О стенки пепельницы затушили два окурка: один от «Кэмела», другой от «Союз-Аполлона»…
Глава третья
СУКИ
Наступила полная апатия;Жуткая потребность на вино,А к «Столичной» у меня симпатия,Все равно напьюсь я, все равно.
1
Целый прапор и рядовой конвоир. А еще овчарка на поводке. Трое против одного подследственного? Или так его ссат? Не, Шрам, ты о себе возомнил. Никого пока не сподобился как следует напужать. Здесь по крайней мере.
«Найки» отпружинивали от пупырчатых металлических листов пола. Мимо уныло и однообразно проплывал, словно гуляешь по дешевой компьютерной бродилке, серо-белый коридор.
Что-то не устраивало Шрама в оказанной чести. Так, отматываем катушку назад. Лязги, громыхание, «Заключенный Шрамов, на выход!»… А вот на кой ляд прапору было гундеть, якобы заполняя время, пока Шрамов шел к двери:
– Недолго удалось покайфовать. – И потом, за дверью: – Нечего было злить нашего нового зама. Для него человеки хуже зверей. Тут один сержантик собаку пнул, так чуть квартальных не лишился. Чеченец – он и есть чеченец. Газават, кровавая месть.

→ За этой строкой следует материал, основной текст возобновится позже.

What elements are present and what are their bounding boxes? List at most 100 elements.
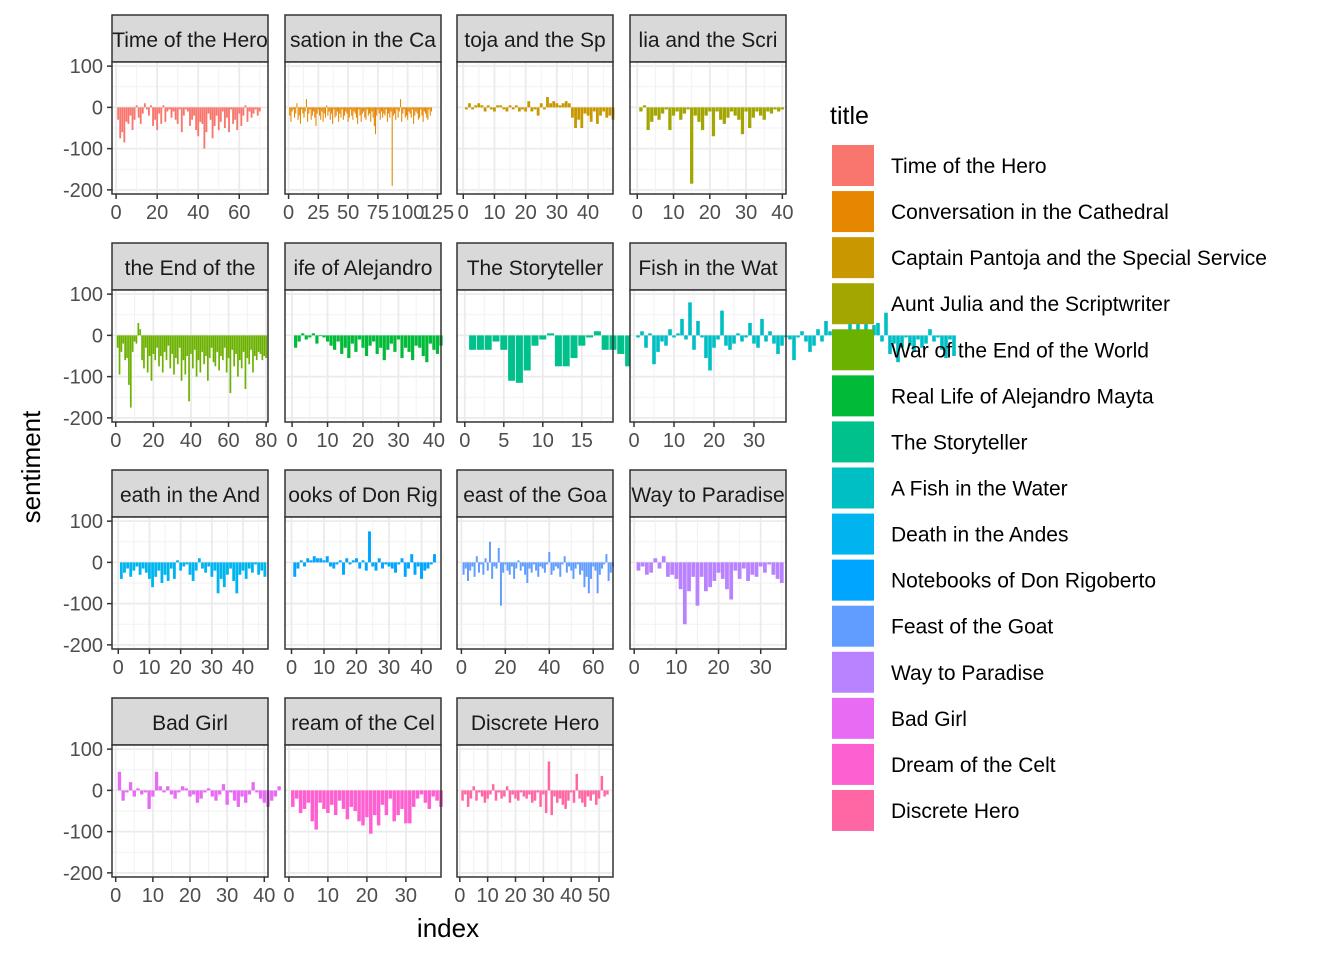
bar: [403, 335, 408, 348]
bar: [250, 562, 254, 573]
bar: [511, 790, 514, 795]
bar: [333, 107, 335, 110]
bar: [381, 562, 384, 569]
bar: [668, 107, 672, 131]
bar: [499, 105, 503, 108]
legend-entry: Conversation in the Cathedral: [891, 201, 1169, 224]
bar: [386, 107, 388, 122]
bar: [163, 335, 166, 352]
bar: [182, 562, 186, 567]
bar: [711, 107, 716, 137]
bar: [766, 107, 770, 112]
bar: [190, 335, 192, 354]
bar: [396, 790, 400, 816]
facet-strip-label: eath in the And: [120, 484, 260, 507]
bar: [562, 335, 570, 367]
bar: [154, 107, 157, 120]
bar: [599, 107, 602, 116]
gridlines: [112, 745, 268, 877]
bar: [318, 790, 322, 803]
bar: [189, 107, 191, 126]
bar: [199, 335, 202, 373]
bar: [625, 335, 633, 367]
bar: [578, 335, 586, 346]
bar: [246, 107, 249, 122]
bar: [420, 562, 423, 579]
bar: [571, 107, 574, 118]
x-axis: 0 10 20 30 40: [286, 649, 433, 679]
bar: [376, 107, 378, 116]
bar: [166, 786, 170, 791]
bar: [392, 790, 396, 822]
bar: [924, 335, 928, 344]
bar: [259, 335, 262, 354]
bar: [500, 790, 503, 799]
bar: [432, 335, 436, 350]
bar: [144, 335, 147, 348]
bar: [160, 335, 162, 356]
bar: [549, 103, 553, 108]
bar: [141, 107, 144, 114]
bar: [482, 562, 485, 575]
bar: [539, 562, 542, 567]
bar: [427, 107, 429, 120]
bar: [384, 107, 386, 116]
bar: [158, 335, 160, 367]
bar: [340, 335, 344, 354]
bar: [589, 790, 592, 801]
bar: [932, 335, 936, 342]
bar: [201, 335, 204, 352]
x-axis-label: index: [417, 913, 479, 943]
bar: [404, 790, 408, 824]
bar: [583, 562, 586, 588]
bar: [416, 107, 418, 114]
x-tick-label: 60: [582, 657, 604, 679]
x-tick-label: 0: [110, 430, 121, 452]
bar: [123, 107, 126, 143]
bar: [186, 335, 189, 356]
y-tick-label: -200: [63, 408, 103, 430]
bar: [556, 790, 559, 803]
bar: [386, 335, 390, 350]
bar: [351, 560, 355, 563]
bar: [335, 107, 337, 116]
bar: [151, 790, 155, 797]
x-tick-label: 0: [456, 657, 467, 679]
bar: [732, 335, 736, 344]
bar: [146, 335, 149, 373]
bars: [116, 323, 267, 408]
bar: [201, 107, 204, 124]
bar: [325, 335, 330, 342]
bar: [150, 105, 152, 108]
bar: [363, 107, 365, 112]
bar: [695, 562, 700, 606]
bar: [333, 790, 338, 816]
bar: [492, 335, 500, 342]
bar: [199, 790, 203, 799]
bar: [293, 107, 296, 118]
legend-swatch: [832, 513, 874, 555]
bar: [539, 103, 543, 108]
x-tick-label: 40: [538, 657, 560, 679]
bar: [464, 107, 468, 110]
bar: [350, 335, 354, 344]
y-axis: 100 0 -100 -200: [63, 739, 112, 885]
bar: [699, 562, 704, 577]
x-axis: 0 10 20 30: [629, 649, 772, 679]
bar: [180, 107, 183, 133]
bar: [365, 107, 367, 120]
bar: [593, 331, 601, 336]
bar: [357, 790, 361, 822]
bar: [367, 107, 369, 116]
bar: [594, 562, 597, 571]
bar: [617, 335, 625, 354]
bar: [504, 562, 507, 565]
bar: [480, 562, 483, 565]
bar: [475, 790, 478, 801]
bar: [773, 107, 777, 110]
bar: [679, 107, 683, 120]
bar: [299, 560, 303, 563]
bar: [568, 562, 571, 567]
legend-swatch: [832, 651, 874, 693]
x-tick-label: 10: [317, 885, 339, 907]
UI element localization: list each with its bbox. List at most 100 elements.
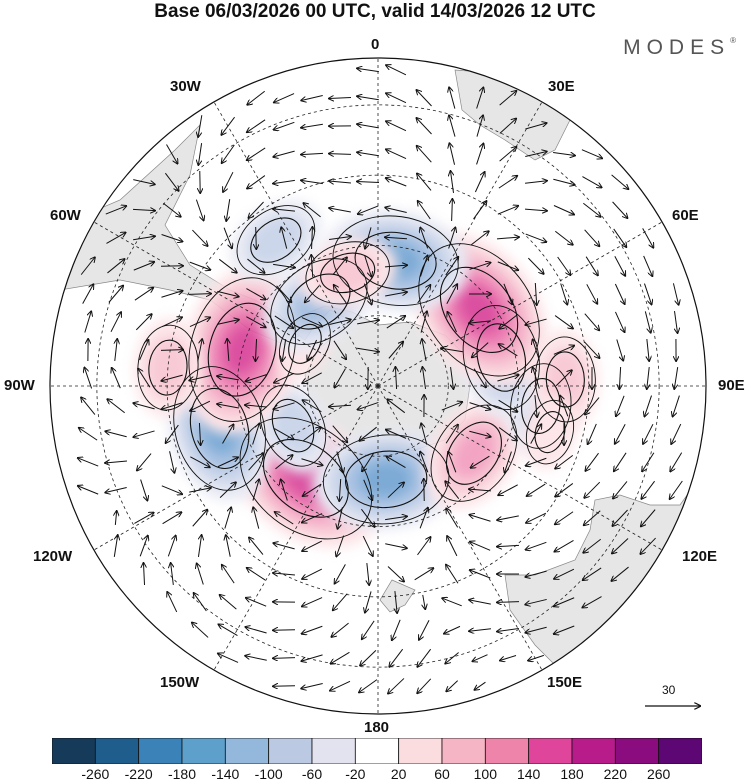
wind-arrow: [670, 480, 683, 499]
wind-arrow: [446, 284, 457, 304]
wind-arrow: [195, 199, 203, 221]
anomaly-blob: [451, 428, 496, 479]
wind-arrow: [557, 256, 571, 275]
wind-arrow: [80, 257, 95, 275]
wind-arrow: [445, 481, 460, 500]
wind-arrow: [115, 511, 116, 525]
colorbar-swatch: [94, 738, 140, 764]
wind-arrow: [84, 368, 93, 389]
wind-arrow: [252, 424, 260, 445]
wind-arrow: [245, 405, 267, 407]
wind-arrow: [673, 395, 680, 417]
wind-arrow: [107, 399, 125, 414]
wind-arrow: [499, 314, 517, 328]
wind-arrow: [448, 452, 457, 473]
colorbar-swatch: [614, 738, 660, 764]
anomaly-blob: [360, 461, 412, 497]
wind-arrow: [335, 564, 346, 583]
wind-arrow: [219, 624, 238, 637]
colorbar-tick-label: 180: [560, 766, 584, 782]
colorbar-tick-label: 140: [516, 766, 541, 782]
wind-arrow: [395, 591, 397, 613]
colorbar-tick-label: -180: [167, 766, 197, 782]
wind-arrow: [217, 457, 238, 468]
latitude-circle: [96, 104, 660, 668]
wind-arrow: [367, 563, 369, 585]
wind-arrow: [249, 537, 264, 555]
wind-arrow: [217, 290, 238, 296]
geopotential-contour: [510, 363, 572, 449]
wind-arrow: [674, 367, 679, 389]
colorbar-swatch: [311, 738, 356, 764]
wind-arrow: [134, 288, 153, 301]
wind-arrow: [555, 511, 574, 524]
wind-arrow: [385, 543, 407, 549]
wind-arrow: [189, 488, 211, 493]
wind-arrow: [449, 143, 456, 165]
wind-arrow: [560, 283, 568, 305]
wind-arrow: [329, 97, 352, 98]
wind-arrow: [198, 535, 201, 557]
geopotential-contour: [287, 273, 351, 330]
wind-arrow: [554, 568, 575, 579]
lon-label-90w: 90W: [4, 377, 35, 394]
wind-arrow: [497, 545, 520, 546]
wind-arrow: [647, 367, 649, 389]
wind-arrow: [526, 541, 547, 549]
wind-arrow: [192, 510, 208, 527]
wind-arrow: [585, 256, 598, 276]
wind-arrow: [161, 402, 183, 410]
brand-name: MODES: [623, 36, 731, 59]
wind-arrow: [166, 144, 178, 163]
wind-arrow: [554, 315, 573, 329]
wind-arrow: [248, 454, 264, 471]
wind-arrow: [387, 566, 404, 581]
lon-label-90e: 90E: [718, 377, 745, 394]
colorbar-swatch: [138, 738, 183, 764]
wind-arrow: [274, 93, 295, 103]
wind-arrow: [198, 143, 203, 165]
wind-arrow: [362, 452, 375, 472]
wind-arrow: [584, 229, 600, 246]
wind-arrow: [525, 123, 546, 130]
meridian-line: [377, 385, 543, 671]
wind-arrow: [499, 91, 517, 106]
wind-arrow: [445, 257, 458, 276]
wind-arrow: [615, 311, 624, 332]
wind-arrow: [305, 285, 320, 303]
wind-arrow: [500, 654, 517, 660]
wind-arrow: [530, 424, 542, 444]
wind-arrow: [163, 202, 180, 217]
wind-arrow: [189, 375, 211, 381]
wind-arrow: [422, 339, 427, 361]
wind-arrow: [675, 311, 678, 333]
wind-arrow: [525, 152, 546, 157]
wind-arrow: [224, 507, 231, 529]
geopotential-contour: [525, 399, 574, 465]
wind-arrow: [387, 482, 404, 498]
anomaly-blob: [224, 325, 260, 374]
wind-arrow: [364, 255, 372, 277]
wind-arrow: [642, 452, 655, 472]
colorbar-tick-label: 260: [646, 766, 671, 782]
wind-arrow: [446, 565, 459, 584]
wind-arrow: [363, 479, 373, 500]
wind-arrow: [497, 602, 520, 603]
wind-arrow: [252, 479, 259, 501]
geopotential-contour: [332, 215, 459, 306]
wind-arrow: [498, 176, 517, 189]
wind-arrow: [385, 207, 407, 214]
wind-arrow: [220, 595, 237, 610]
wind-arrow: [469, 489, 492, 491]
wind-arrow: [358, 401, 379, 409]
wind-arrow: [245, 627, 267, 634]
wind-arrow: [525, 181, 547, 184]
wind-arrow: [473, 654, 488, 662]
wind-arrow: [423, 594, 425, 609]
wind-arrow: [445, 425, 458, 444]
meridian-line: [213, 385, 379, 671]
wind-arrow: [358, 205, 379, 214]
wind-arrow: [198, 115, 203, 137]
wind-arrow: [273, 150, 295, 157]
meridian-line: [93, 385, 379, 551]
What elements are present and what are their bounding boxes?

Кусок балабонил, как и положено куску: громогласно, похохатывая над своими плоскими, как трахнутая камбала, приколами. Типа, скучно лямку тащить, так хоть поострю. А приперся кусок, так как замполит небось велел проследить за доставкой. Все вроде укладывается. Но, ох свербит…
Закончился длинный, будто прямая кишка великана из сказки братьев Гримм, коридор, он же переход в другой корпус. Защелкнули за спиной очередную решетку, возле которой заключенный Шрамов, дожидаясь пока отворят, отдыхал лицом к стене. Потом вывели на лестницу. Мерзко задребезжали под ногами металлические ступени.